Proof in Drug Possession Case Must be Beyond a Reasonable Doubt

The Drug Enforcement Task Force initiated an investigation into an organization in Brooklyn that was purportedly selling a brand name of heroin called "Raw". As a result of that investigation, the defendant was convicted, after trial, of selling narcotics to an undercover police officer. The detective testified that on May 17, 1988, he and a confidential informant went to 31 Patchen Avenue in Brooklyn, where they met with the defendant for the purpose of arranging a purchase of five packages of heroin. A New York Criminal Lawyer said after telephoning his connection, the defendant told the detective that the heroin would be arriving shortly. A man thereafter arrived on a motorcycle with the packages and he and the detective agreed to a purchase price of $4000. After the defendant complained, however, that he was being cut out of the deal, the man raised the price to $4700. The detective gave the man the $4700 from which $700 was given to the defendant.

After the informant contacted the defendant by beeper, he and the detective agreed to another sale. A New York Criminal Lawyer said the defendant then contacted his connection, who thereafter arrived with a brown paper bag filled with 500 glassine envelopes, which he gave to the defendant. handed over $4700 to the defendant in exchange for the bags. Although Joseph The detective attempted to deal directly with the man who brought the narcotics, the man refused to give him his beeper number. Instead, he told the detective that any dealings would have to go through the defendant.

They then returned to 31 Patchen Avenue where another man and the defendant got into the confidential informant's car. A New York Drug Possession Lawyer said the detective and the confidential informant, then followed the other man and the defendant to Crescent and Fulton Streets, and then to 2958 Atlantic Avenue, which was a radio car repair shop. Once at this location, the defendant directed the detective inside. The man then entered the shop while the defendant remained outside. The man told the detective to get the money ready. When he returned to the shop, the man dropped the five paper bags which later were determined to contain 485 glassine envelopes of heroin, to the floor. The detective knelt down to pick them up and, while still on the ground, handed up the money.

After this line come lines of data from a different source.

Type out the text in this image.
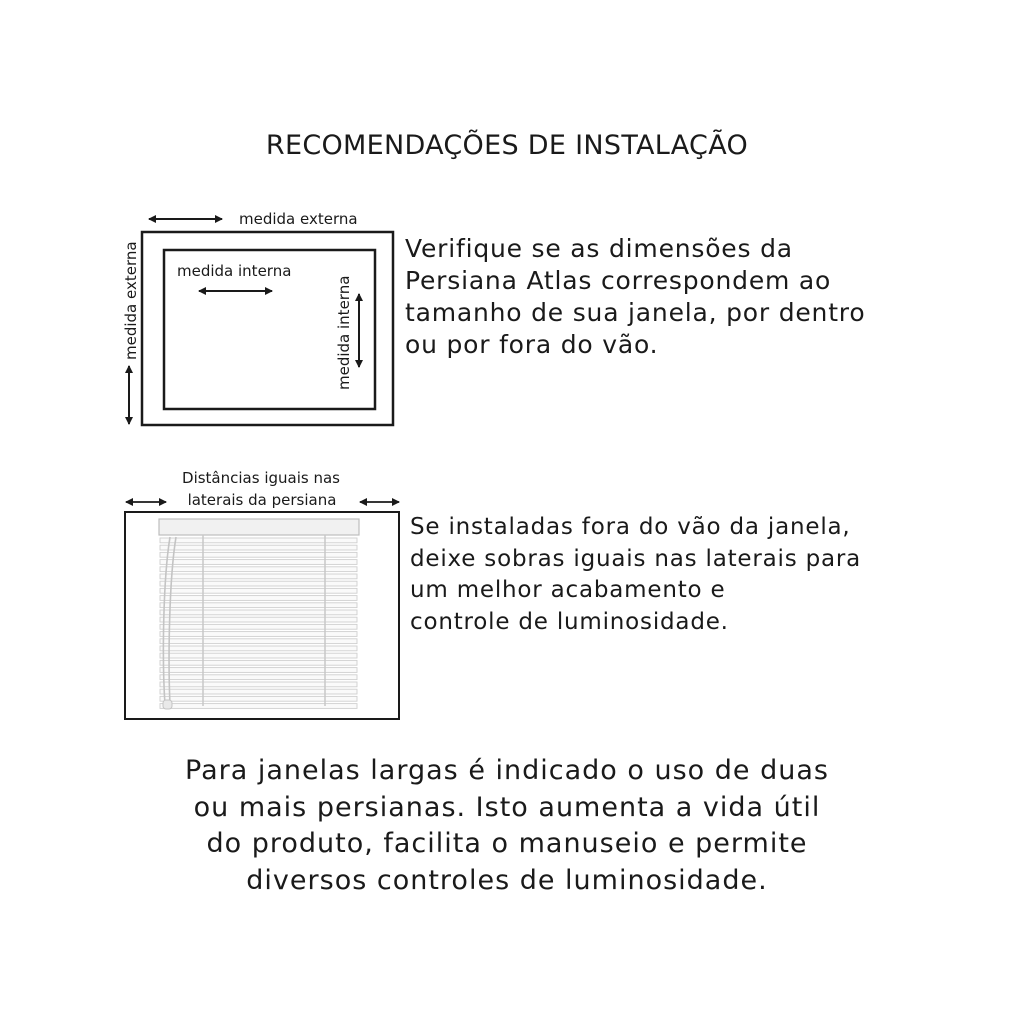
RECOMENDAÇÕES DE INSTALAÇÃO
medida externa
medida externa medida interna
medida interna

Verifique se as dimensões da
Persiana Atlas correspondem ao
tamanho de sua janela, por dentro
ou por fora do vão.

Distâncias iguais nas
laterais da persiana

Se instaladas fora do vão da janela,
deixe sobras iguais nas laterais para
um melhor acabamento e
controle de luminosidade.

Para janelas largas é indicado o uso de duas
ou mais persianas. Isto aumenta a vida útil
do produto, facilita o manuseio e permite
diversos controles de luminosidade.
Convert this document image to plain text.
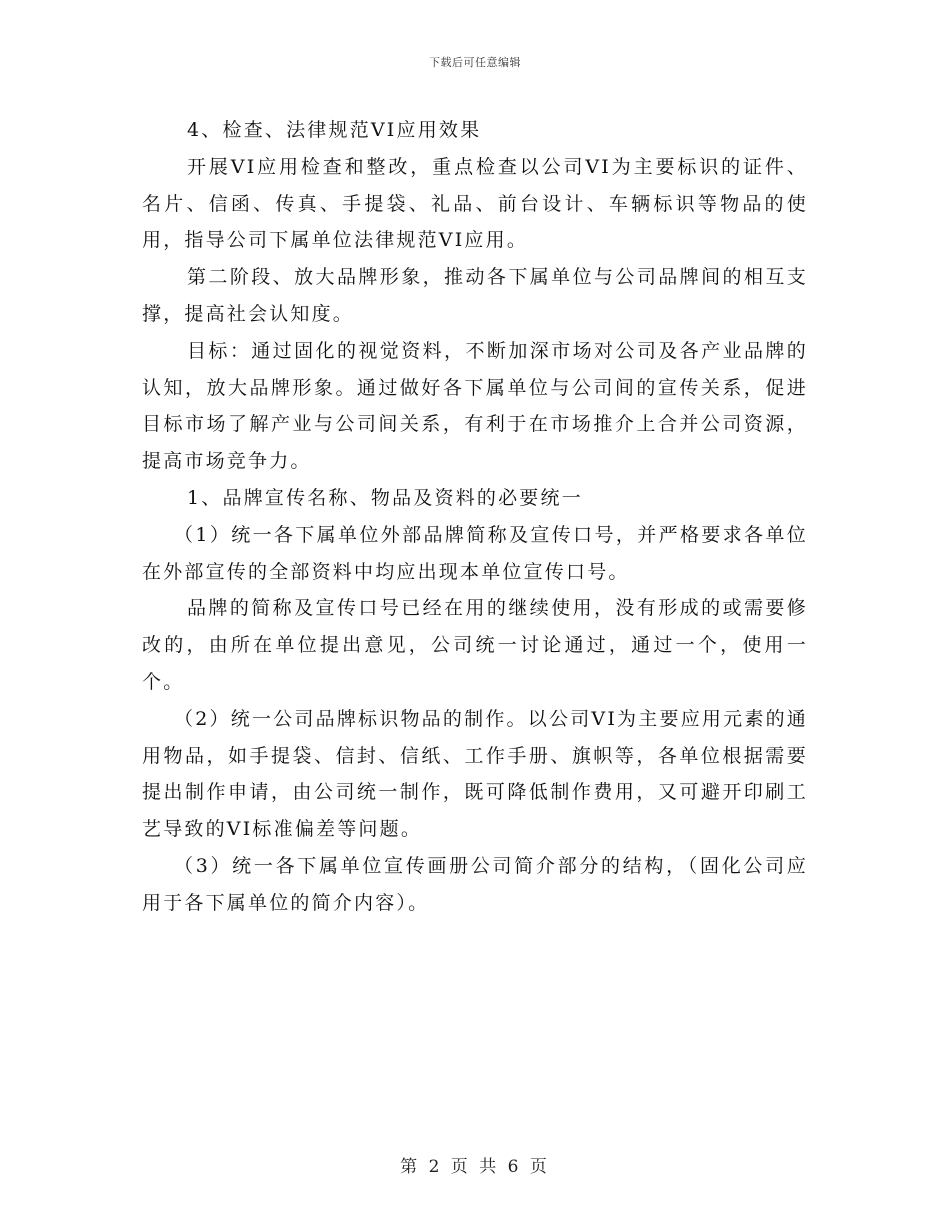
下载后可任意编辑

4、检查、法律规范VI应用效果

开展VI应用检查和整改，重点检查以公司VI为主要标识的证件、名片、信函、传真、手提袋、礼品、前台设计、车辆标识等物品的使用，指导公司下属单位法律规范VI应用。

第二阶段、放大品牌形象，推动各下属单位与公司品牌间的相互支撑，提高社会认知度。

目标：通过固化的视觉资料，不断加深市场对公司及各产业品牌的认知，放大品牌形象。通过做好各下属单位与公司间的宣传关系，促进目标市场了解产业与公司间关系，有利于在市场推介上合并公司资源，提高市场竞争力。

1、品牌宣传名称、物品及资料的必要统一

（1）统一各下属单位外部品牌简称及宣传口号，并严格要求各单位在外部宣传的全部资料中均应出现本单位宣传口号。

品牌的简称及宣传口号已经在用的继续使用，没有形成的或需要修改的，由所在单位提出意见，公司统一讨论通过，通过一个，使用一个。

（2）统一公司品牌标识物品的制作。以公司VI为主要应用元素的通用物品，如手提袋、信封、信纸、工作手册、旗帜等，各单位根据需要提出制作申请，由公司统一制作，既可降低制作费用，又可避开印刷工艺导致的VI标准偏差等问题。

（3）统一各下属单位宣传画册公司简介部分的结构，（固化公司应用于各下属单位的简介内容）。

第 2 页 共 6 页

The defendant, who had entered the shop, grabbed the money from the detective, counted it and handed it over to the man.

The defendant contends that the People failed to prove his guilt of criminal sale of a controlled substance in the second degree, with respect to this last transaction, beyond a reasonable doubt.

Viewing the evidence in a light most favorable to the People, and giving due deference to the jury's findings of credibility the court found that the defendant's guilt on a theory of accomplice liability was proven beyond a reasonable doubt. The record establishes that the defendant acted with the mental culpability necessary to commit the crime charged and that, in furtherance thereof, he solicited, requested, commanded, importuned or intentionally aided the seller to commit such crime (Penal Law § 20.00).

A New York Sex Crimes Lawyer said while mere presence at the scene of a crime with knowledge of its perpetration does not render the observer accessorily liable, the defendant's actions, under the totality of the circumstances, were clearly designed to effectuate the commission of the crime. His course of conduct conflicts with the dissent's portrayal of him as a possible bystander.

According to the court, the People did not have to prove that the defendant acted with the specific intent to sell the drugs; the culpable mental state for criminal sale of a controlled substance is "knowledge". In sum, the jury reasonably inferred the defendant's knowledge of and participation in the drug transaction.

The court said that the standard of proof beyond a reasonable doubt does not require proof beyond all possibility of doubt and the jury was so charged (CJI § 6.20). The testimony of the prosecution expert was not "so baseless or riddled with contradiction that it was unworthy of belief as a matter of law" and, despite the challenge by the defense expert, the jury was entitled to [199 A.D.2d 115] accept this evidence.